Il vedere del signor Ahi, reso plasticamente dal giovane Penone accecato dalle lenti a specchio, è un processo interiore rispetto al quale guardare è l’esatto opposto, ovvero l’atto con il quale passiamo in rassegna la realtà fenomenica godendone passivamente (il piacere degli occhi possiede una suggestiva doppiezza nell’originale goethiano augenweide : in tedesco weide significa pascolo, da cui «pascolare con gli occhi»). Le lenti di Penone impediscono agli occhi di pascersi del mondo, ma soprattutto permettono al mondo di farsi vedere, di proiettarsi sugli occhi aperti e ciechi dell’artista. Nella visione vera è il mondo che vede me. Il ciclo dello sguardo comporta che alla fine io sia visto dal mondo. Platonicamente, prima scambiavo le ombre per cose reali, poi scambiavo le statue per cose vive, poi ho scorto i portatori delle statue e infine, uscito dalla caverna, sono stato avvolto dalla luce del sole (che notoriamente acceca). Io divento un soggetto solo quando ricordo le (ma di fatto sono ricordato dalle) idee, matrici eterne delle cose. Io divento un soggetto morente e desiderante solo quando vedo con la mente e la mia testa si fa occhio, come è accaduto al signor Ahi. Niente di diverso dal rovesciamento innescato nella pulsione «scopica» (Jacques Lacan), dal greco skopein , appunto guardare: solo facendosi vedere dall’Altro il soggetto assume la sua funzione piena, dopo essere stato semplice voyeur della scena primaria. Solo ora che si lascia vedere dall’Altro, la persona si libera dalla passività dell’infante e fa ingresso nel mondo come soggetto che desidera.

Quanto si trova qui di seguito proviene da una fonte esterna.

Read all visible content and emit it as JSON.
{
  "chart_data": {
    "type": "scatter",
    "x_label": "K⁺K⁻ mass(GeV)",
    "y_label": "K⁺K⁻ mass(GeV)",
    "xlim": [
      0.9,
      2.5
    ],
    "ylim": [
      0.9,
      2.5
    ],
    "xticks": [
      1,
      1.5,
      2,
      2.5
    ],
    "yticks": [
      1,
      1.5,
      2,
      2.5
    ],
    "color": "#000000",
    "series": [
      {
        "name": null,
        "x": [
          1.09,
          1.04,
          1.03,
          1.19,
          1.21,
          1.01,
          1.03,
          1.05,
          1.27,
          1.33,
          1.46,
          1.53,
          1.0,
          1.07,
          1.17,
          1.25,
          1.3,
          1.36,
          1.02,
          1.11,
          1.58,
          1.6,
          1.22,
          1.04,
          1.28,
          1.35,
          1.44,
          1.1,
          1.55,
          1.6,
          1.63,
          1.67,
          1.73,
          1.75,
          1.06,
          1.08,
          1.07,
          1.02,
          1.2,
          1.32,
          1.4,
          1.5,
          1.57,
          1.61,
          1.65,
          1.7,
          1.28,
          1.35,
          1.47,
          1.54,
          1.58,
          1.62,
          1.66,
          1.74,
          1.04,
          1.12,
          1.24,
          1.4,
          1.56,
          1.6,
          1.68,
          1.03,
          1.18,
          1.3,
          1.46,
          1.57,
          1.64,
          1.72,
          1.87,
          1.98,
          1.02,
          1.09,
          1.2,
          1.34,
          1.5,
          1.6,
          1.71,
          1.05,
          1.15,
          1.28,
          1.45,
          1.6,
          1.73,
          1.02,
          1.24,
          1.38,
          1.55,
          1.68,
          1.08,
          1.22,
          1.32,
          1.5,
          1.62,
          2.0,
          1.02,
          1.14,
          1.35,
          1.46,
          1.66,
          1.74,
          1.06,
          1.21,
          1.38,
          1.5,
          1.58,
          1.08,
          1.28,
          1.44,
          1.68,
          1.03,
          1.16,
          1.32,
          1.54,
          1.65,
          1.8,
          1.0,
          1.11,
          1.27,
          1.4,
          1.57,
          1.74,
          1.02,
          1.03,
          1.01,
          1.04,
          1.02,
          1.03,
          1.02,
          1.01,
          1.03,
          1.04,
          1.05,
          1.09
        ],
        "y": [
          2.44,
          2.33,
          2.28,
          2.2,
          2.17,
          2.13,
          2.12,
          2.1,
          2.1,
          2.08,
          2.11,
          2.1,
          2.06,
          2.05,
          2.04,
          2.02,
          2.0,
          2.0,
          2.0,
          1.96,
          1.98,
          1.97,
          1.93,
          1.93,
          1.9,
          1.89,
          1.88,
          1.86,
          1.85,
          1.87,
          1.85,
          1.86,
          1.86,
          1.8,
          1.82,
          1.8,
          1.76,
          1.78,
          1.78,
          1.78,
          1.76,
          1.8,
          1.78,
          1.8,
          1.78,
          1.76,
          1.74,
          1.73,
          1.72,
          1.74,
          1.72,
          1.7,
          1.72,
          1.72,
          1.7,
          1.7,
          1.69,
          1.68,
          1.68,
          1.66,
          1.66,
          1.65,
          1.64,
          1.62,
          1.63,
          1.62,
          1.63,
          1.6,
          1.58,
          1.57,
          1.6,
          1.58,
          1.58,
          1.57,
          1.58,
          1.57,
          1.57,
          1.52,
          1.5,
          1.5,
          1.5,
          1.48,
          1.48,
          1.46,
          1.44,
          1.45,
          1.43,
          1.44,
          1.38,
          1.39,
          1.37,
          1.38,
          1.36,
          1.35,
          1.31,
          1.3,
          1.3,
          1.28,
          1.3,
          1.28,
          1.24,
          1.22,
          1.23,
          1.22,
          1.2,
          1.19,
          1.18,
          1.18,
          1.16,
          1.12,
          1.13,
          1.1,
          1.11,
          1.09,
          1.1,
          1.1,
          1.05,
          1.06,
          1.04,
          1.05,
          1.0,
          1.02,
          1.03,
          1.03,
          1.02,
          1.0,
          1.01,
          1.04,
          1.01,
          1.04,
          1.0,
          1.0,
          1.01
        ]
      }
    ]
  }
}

Questo accesso alla vita umana non è indolore né esente da colpa. Il signor Ahi non è innocente, a differenza del suo gatto. Da semplice pascolatore di occhi si è trasformato in uno sguardo, in un Io. A rammentarci quanto traumatico sia questo passaggio, le storie del libro sono intercalate da tavole di solo nero a tratteggio incrociato, ombreggiature che sono molto più che la cesura tra un racconto e l’altro, essendo piuttosto il fondo che giace sotto le forme viventi, il buio da cui veniamo in luce e a cui, noi che non siamo animali, sappiamo di dover tornare.

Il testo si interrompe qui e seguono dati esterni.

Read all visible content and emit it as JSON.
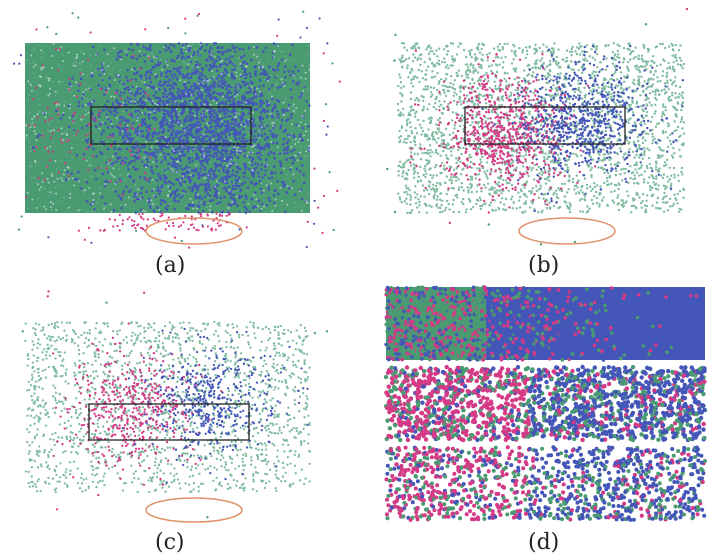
{
  "panels": [
    {
      "id": "a",
      "caption": "(a)",
      "style": "dense_overlap"
    },
    {
      "id": "b",
      "caption": "(b)",
      "style": "sparse_separated"
    },
    {
      "id": "c",
      "caption": "(c)",
      "style": "sparser_separated"
    },
    {
      "id": "d",
      "caption": "(d)",
      "style": "zoomed_strips"
    }
  ],
  "colors": {
    "green": "#4a9a72",
    "light_green": "#7fbba0",
    "blue": "#4456b8",
    "magenta": "#d43a86",
    "frame": "#222222",
    "ellipse": "#e0936a",
    "background": "#ffffff"
  }
}
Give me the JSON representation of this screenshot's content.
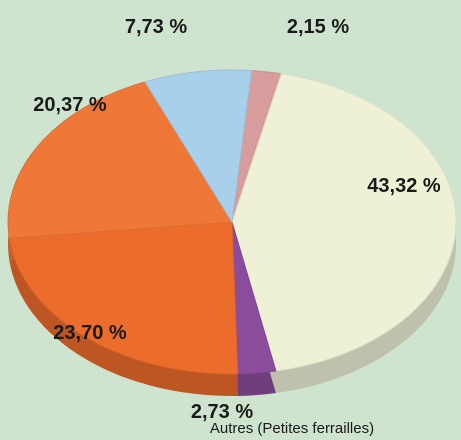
{
  "chart_data": {
    "type": "pie",
    "categories": [
      null,
      null,
      "Autres (Petites ferrailles)",
      null,
      null,
      null
    ],
    "values": [
      2.15,
      43.32,
      2.73,
      23.7,
      20.37,
      7.73
    ],
    "value_labels": [
      "2,15 %",
      "43,32 %",
      "2,73 %",
      "23,70 %",
      "20,37 %",
      "7,73 %"
    ],
    "colors": [
      "#d99c9c",
      "#eef1d6",
      "#8c4c9c",
      "#ec6c2c",
      "#ef7838",
      "#a9d0ea"
    ]
  }
}
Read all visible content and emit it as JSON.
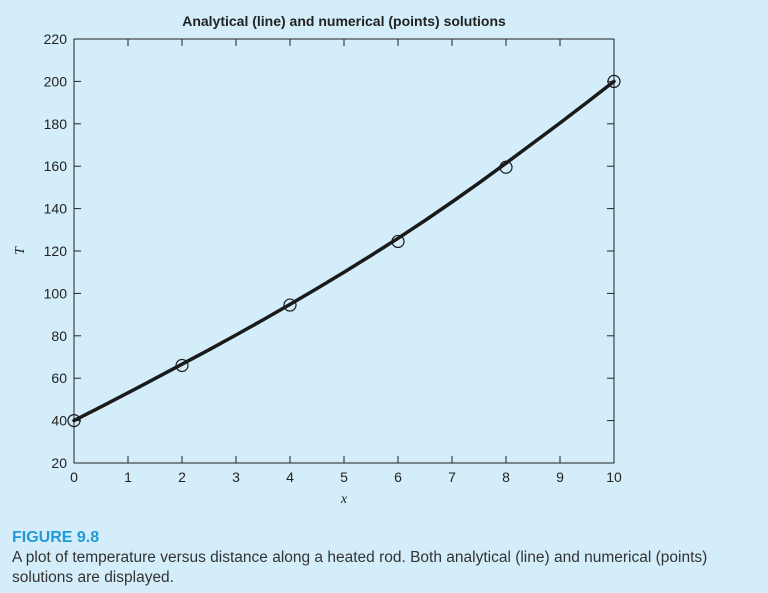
{
  "chart_data": {
    "type": "line",
    "title": "Analytical (line) and numerical (points) solutions",
    "xlabel": "x",
    "ylabel": "T",
    "xlim": [
      0,
      10
    ],
    "ylim": [
      20,
      220
    ],
    "x_ticks": [
      0,
      1,
      2,
      3,
      4,
      5,
      6,
      7,
      8,
      9,
      10
    ],
    "y_ticks": [
      20,
      40,
      60,
      80,
      100,
      120,
      140,
      160,
      180,
      200,
      220
    ],
    "grid": false,
    "series": [
      {
        "style": "line",
        "x": [
          0,
          0.5,
          1,
          1.5,
          2,
          2.5,
          3,
          3.5,
          4,
          4.5,
          5,
          5.5,
          6,
          6.5,
          7,
          7.5,
          8,
          8.5,
          9,
          9.5,
          10
        ],
        "y": [
          40,
          46.5,
          53.1,
          59.8,
          66.6,
          73.4,
          80.4,
          87.5,
          94.8,
          102.3,
          110.0,
          117.9,
          126.0,
          134.4,
          143.1,
          152.1,
          161.4,
          170.9,
          180.4,
          190.1,
          200
        ]
      },
      {
        "style": "points",
        "x": [
          0,
          2,
          4,
          6,
          8,
          10
        ],
        "y": [
          40,
          66,
          94.5,
          124.5,
          159.5,
          200
        ]
      }
    ]
  },
  "caption": {
    "label": "FIGURE 9.8",
    "text": "A plot of temperature versus distance along a heated rod. Both analytical (line) and numerical (points) solutions are displayed."
  }
}
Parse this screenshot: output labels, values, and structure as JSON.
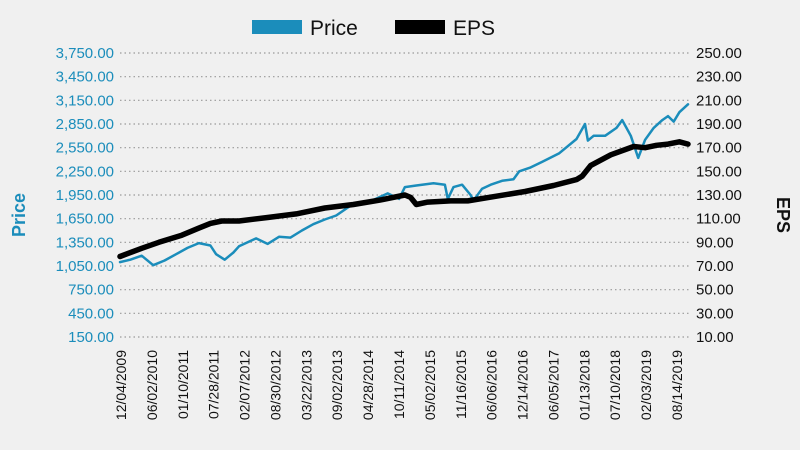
{
  "chart_data": {
    "type": "line",
    "legend": {
      "position": "top",
      "entries": [
        "Price",
        "EPS"
      ]
    },
    "y_left": {
      "label": "Price",
      "min": 150,
      "max": 3750,
      "step": 300,
      "ticks": [
        "150.00",
        "450.00",
        "750.00",
        "1,050.00",
        "1,350.00",
        "1,650.00",
        "1,950.00",
        "2,250.00",
        "2,550.00",
        "2,850.00",
        "3,150.00",
        "3,450.00",
        "3,750.00"
      ]
    },
    "y_right": {
      "label": "EPS",
      "min": 10,
      "max": 250,
      "step": 20,
      "ticks": [
        "10.00",
        "30.00",
        "50.00",
        "70.00",
        "90.00",
        "110.00",
        "130.00",
        "150.00",
        "170.00",
        "190.00",
        "210.00",
        "230.00",
        "250.00"
      ]
    },
    "x_ticks": [
      "12/04/2009",
      "06/02/2010",
      "01/10/2011",
      "07/28/2011",
      "02/07/2012",
      "08/30/2012",
      "03/22/2013",
      "09/02/2013",
      "04/28/2014",
      "10/11/2014",
      "05/02/2015",
      "11/16/2015",
      "06/06/2016",
      "12/14/2016",
      "06/05/2017",
      "01/13/2018",
      "07/10/2018",
      "02/03/2019",
      "08/14/2019"
    ],
    "x_range_years": [
      2009.92,
      2019.85
    ],
    "grid": "horizontal dotted",
    "series": [
      {
        "name": "Price",
        "axis": "left",
        "color": "#1b8dbb",
        "x": [
          2009.92,
          2010.1,
          2010.3,
          2010.5,
          2010.7,
          2010.9,
          2011.1,
          2011.3,
          2011.5,
          2011.6,
          2011.75,
          2011.9,
          2012.0,
          2012.3,
          2012.5,
          2012.7,
          2012.9,
          2013.1,
          2013.3,
          2013.5,
          2013.7,
          2014.0,
          2014.3,
          2014.6,
          2014.8,
          2014.9,
          2015.1,
          2015.4,
          2015.6,
          2015.65,
          2015.75,
          2015.9,
          2016.05,
          2016.1,
          2016.25,
          2016.4,
          2016.6,
          2016.8,
          2016.9,
          2017.1,
          2017.3,
          2017.6,
          2017.9,
          2018.05,
          2018.1,
          2018.2,
          2018.4,
          2018.6,
          2018.7,
          2018.85,
          2018.98,
          2019.1,
          2019.25,
          2019.4,
          2019.5,
          2019.6,
          2019.7,
          2019.85
        ],
        "y": [
          1100,
          1130,
          1180,
          1060,
          1120,
          1200,
          1280,
          1340,
          1310,
          1200,
          1130,
          1220,
          1300,
          1400,
          1330,
          1420,
          1410,
          1500,
          1580,
          1640,
          1690,
          1840,
          1870,
          1970,
          1900,
          2050,
          2070,
          2100,
          2080,
          1900,
          2050,
          2080,
          1950,
          1880,
          2030,
          2080,
          2130,
          2150,
          2250,
          2300,
          2370,
          2480,
          2660,
          2850,
          2640,
          2700,
          2700,
          2800,
          2900,
          2700,
          2420,
          2650,
          2800,
          2900,
          2950,
          2880,
          3000,
          3100
        ]
      },
      {
        "name": "EPS",
        "axis": "right",
        "color": "#000000",
        "x": [
          2009.92,
          2010.3,
          2010.6,
          2011.0,
          2011.3,
          2011.5,
          2011.7,
          2012.0,
          2012.5,
          2013.0,
          2013.5,
          2014.0,
          2014.5,
          2014.9,
          2015.0,
          2015.1,
          2015.3,
          2015.7,
          2016.0,
          2016.5,
          2017.0,
          2017.5,
          2017.9,
          2018.0,
          2018.15,
          2018.5,
          2018.9,
          2019.1,
          2019.3,
          2019.5,
          2019.7,
          2019.85
        ],
        "y": [
          78,
          85,
          90,
          96,
          102,
          106,
          108,
          108,
          111,
          114,
          119,
          122,
          126,
          130,
          128,
          122,
          124,
          125,
          125,
          129,
          133,
          138,
          143,
          146,
          155,
          164,
          171,
          170,
          172,
          173,
          175,
          173
        ]
      }
    ]
  }
}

Nella difficoltà di scegliere se collocarsi tra i cartoonist o gli autori di fumetti, Matticchio ha trovato una soluzione che, come dice Paolo Interdonato nell’introduzione al libro, «ha l’intensità della vignetta e la durata di un racconto». Ciò che non viene detto nell’introduzione è che ogni disegno di Matticchio scaglia il lettore nello spazio intergalattico e lo tiene in quota per giorni, anche dopo che si è fatto largo nel petto il desiderio di atterrare.